I situate these pictorial renderings of revelation in Rosenzweig’s and Tillich’s shared intellectual context. I argue that their religious epistemologies are animated from within by the aesthetic energies of romantic idealism, with its emphasis on form (Gestalt) and visualizing intuition (Anschauung); and I argue that neo-Kantian influences lead them to conceive religious knowing as a matter of pictorial recognition. However, the aim of this dissertation is to understand the visual-pictorial dimensions of Tillich’s and Rosenzweig’s thought not on the basis of these philosophical precedents alone, but also through the lens of some modern and contemporary ideas regarding pictures and pictorial perception, drawn from philosophy, art history, and image theory.

From this vantage point, the dissertation creates a number of cross-views: between religion and art, philosophy and theology, and Judaism and Christianity, as these pairings take shape in early twentieth-century modern thought. It offers in-depth readings of Tillich’s early German thought and Rosenzweig’s magnum opus, The Star of Redemption. It brings these two monumental figures of twentieth-century religious thought into conversation for the first time.

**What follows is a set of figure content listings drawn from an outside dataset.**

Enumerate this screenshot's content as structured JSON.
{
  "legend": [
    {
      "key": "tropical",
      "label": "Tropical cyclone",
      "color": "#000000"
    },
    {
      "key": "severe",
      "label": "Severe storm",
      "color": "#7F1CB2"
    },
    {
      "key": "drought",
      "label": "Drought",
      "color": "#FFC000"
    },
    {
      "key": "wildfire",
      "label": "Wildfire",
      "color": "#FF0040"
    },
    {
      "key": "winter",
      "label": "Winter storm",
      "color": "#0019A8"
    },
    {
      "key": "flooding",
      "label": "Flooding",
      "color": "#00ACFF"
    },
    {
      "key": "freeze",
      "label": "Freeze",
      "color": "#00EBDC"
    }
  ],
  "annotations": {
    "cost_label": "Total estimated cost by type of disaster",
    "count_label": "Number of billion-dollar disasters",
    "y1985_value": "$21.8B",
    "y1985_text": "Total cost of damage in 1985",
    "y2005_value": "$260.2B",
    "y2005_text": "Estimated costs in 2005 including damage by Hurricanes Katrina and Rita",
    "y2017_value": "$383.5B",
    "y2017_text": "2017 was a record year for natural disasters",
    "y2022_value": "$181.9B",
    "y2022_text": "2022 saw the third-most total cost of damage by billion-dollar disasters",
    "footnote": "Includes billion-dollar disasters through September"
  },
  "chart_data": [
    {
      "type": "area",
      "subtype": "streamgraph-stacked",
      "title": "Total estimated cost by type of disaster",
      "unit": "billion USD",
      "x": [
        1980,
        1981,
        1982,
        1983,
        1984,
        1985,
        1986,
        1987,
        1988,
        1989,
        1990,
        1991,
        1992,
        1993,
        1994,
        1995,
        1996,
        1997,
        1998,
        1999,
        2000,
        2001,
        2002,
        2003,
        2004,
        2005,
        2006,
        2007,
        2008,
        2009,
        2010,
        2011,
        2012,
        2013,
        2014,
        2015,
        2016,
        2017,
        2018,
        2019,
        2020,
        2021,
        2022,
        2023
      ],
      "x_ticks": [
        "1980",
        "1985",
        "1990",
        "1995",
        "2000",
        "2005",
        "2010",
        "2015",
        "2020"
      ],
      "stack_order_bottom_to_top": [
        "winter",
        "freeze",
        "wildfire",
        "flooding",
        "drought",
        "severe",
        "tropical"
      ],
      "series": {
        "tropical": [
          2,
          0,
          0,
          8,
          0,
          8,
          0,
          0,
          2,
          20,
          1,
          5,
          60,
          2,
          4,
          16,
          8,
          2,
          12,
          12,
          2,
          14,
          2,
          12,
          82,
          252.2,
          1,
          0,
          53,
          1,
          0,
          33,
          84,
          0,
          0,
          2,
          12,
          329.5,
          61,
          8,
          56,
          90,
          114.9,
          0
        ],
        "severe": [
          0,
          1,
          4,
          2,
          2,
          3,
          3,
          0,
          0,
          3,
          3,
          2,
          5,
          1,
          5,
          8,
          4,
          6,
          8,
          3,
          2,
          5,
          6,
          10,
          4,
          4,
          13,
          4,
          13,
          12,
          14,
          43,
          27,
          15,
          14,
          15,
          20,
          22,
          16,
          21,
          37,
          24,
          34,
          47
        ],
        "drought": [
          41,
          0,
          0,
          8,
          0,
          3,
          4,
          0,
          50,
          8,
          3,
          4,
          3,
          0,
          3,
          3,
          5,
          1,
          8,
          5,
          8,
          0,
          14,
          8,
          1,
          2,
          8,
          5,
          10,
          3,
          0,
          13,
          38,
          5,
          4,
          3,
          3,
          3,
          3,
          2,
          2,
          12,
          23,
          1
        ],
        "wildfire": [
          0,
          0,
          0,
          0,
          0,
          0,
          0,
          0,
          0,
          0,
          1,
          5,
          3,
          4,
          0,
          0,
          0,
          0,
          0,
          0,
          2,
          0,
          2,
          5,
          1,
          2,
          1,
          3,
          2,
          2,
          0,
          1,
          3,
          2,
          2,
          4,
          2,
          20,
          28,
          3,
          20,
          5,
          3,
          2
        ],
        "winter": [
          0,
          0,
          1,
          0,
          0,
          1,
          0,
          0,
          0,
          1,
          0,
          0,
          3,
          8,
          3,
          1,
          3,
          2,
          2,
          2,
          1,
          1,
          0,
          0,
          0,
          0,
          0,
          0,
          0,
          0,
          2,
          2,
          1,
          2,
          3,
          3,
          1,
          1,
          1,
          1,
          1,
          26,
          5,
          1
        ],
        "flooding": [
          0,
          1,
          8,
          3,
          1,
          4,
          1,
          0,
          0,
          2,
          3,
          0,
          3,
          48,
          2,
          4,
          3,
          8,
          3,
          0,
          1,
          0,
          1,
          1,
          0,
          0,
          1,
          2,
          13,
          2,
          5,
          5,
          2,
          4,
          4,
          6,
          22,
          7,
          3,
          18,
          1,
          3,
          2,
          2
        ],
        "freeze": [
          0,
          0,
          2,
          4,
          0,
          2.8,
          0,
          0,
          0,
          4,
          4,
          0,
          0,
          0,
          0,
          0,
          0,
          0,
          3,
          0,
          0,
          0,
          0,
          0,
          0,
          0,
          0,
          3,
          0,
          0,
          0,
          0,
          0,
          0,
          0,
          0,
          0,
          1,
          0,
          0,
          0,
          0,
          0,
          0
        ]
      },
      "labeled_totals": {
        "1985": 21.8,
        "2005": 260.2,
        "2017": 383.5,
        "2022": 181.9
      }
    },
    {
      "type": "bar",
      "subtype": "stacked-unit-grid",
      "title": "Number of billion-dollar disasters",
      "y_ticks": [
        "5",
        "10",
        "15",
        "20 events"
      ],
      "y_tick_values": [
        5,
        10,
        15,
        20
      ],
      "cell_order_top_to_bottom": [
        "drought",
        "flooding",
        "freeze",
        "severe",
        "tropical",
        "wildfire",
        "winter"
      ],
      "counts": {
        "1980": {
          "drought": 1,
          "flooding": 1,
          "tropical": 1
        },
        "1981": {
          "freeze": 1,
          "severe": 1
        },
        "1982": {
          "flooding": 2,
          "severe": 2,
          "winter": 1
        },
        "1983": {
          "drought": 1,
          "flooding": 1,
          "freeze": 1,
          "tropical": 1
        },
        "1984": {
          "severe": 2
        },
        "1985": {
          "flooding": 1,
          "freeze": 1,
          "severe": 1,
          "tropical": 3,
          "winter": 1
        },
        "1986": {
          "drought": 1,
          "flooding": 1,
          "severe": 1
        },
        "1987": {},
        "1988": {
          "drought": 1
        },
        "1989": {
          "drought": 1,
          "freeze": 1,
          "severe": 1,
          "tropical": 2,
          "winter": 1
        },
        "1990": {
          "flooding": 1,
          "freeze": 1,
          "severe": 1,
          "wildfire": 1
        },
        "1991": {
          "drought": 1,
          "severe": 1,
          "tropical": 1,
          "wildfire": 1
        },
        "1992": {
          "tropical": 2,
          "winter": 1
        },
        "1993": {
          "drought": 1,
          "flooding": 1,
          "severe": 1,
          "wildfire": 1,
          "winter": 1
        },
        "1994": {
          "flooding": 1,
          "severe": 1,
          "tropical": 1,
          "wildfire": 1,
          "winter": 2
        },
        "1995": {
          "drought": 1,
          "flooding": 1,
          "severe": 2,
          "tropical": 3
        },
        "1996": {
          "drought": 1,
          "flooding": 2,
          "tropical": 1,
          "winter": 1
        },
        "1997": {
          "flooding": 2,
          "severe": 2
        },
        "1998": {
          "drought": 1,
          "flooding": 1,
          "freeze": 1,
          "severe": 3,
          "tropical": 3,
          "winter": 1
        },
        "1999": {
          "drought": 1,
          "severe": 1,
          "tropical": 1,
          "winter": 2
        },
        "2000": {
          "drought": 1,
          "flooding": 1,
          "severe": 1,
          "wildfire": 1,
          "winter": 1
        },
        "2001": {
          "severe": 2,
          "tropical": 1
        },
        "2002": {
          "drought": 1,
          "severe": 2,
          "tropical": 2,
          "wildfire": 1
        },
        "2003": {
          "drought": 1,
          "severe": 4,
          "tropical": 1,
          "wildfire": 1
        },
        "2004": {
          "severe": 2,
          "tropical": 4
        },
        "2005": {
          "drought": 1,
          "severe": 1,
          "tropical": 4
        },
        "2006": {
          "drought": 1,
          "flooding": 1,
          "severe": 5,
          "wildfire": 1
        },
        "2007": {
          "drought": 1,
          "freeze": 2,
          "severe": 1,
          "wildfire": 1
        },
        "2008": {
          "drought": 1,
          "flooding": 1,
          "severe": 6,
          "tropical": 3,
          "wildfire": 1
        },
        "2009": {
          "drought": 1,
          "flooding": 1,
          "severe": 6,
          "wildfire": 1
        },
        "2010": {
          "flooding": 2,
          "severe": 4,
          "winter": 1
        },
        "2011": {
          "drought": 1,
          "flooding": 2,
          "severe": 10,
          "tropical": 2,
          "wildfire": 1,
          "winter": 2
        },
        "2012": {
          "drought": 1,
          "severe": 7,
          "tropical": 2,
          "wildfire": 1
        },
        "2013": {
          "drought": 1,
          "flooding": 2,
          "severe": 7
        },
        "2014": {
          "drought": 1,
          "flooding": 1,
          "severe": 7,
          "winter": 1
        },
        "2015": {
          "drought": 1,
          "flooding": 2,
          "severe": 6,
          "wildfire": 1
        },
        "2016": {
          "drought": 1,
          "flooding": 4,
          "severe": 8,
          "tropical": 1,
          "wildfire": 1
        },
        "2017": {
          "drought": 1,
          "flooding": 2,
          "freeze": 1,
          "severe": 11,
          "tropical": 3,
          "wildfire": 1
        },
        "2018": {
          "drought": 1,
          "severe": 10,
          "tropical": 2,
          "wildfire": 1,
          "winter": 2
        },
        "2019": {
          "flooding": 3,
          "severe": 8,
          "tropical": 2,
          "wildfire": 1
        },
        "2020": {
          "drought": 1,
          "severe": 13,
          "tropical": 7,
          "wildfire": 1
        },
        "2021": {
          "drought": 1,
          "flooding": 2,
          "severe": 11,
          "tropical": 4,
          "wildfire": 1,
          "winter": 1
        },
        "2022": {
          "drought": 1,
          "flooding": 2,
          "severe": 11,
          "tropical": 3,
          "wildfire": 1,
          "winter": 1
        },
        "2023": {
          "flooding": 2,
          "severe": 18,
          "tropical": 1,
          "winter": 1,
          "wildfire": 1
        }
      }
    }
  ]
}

The question pressed throughout the dissertation is whether the presentational quality of pictorial perception, when made to mediate revelation and religious knowing, renders religious truth an illusory self-projection, or whether the pictures engendered by religious life and consciousness may vouchsafe the objectivity of a God beyond the “I”/eye. I conclude that, for Tillich and Rosenzweig, the objectivity of revelation’s truth cannot be confirmed relative to any point outside the picture in which it is given. Rather the picture’s credibility – whether Tillich’s “picture of Christ” or Rosenzweig’s “Star of Redemption” – is made to rest on its reciprocal appropriation in the socio-ethical forms of Jewish or Christian life, the same forms of life by which the picture is projected.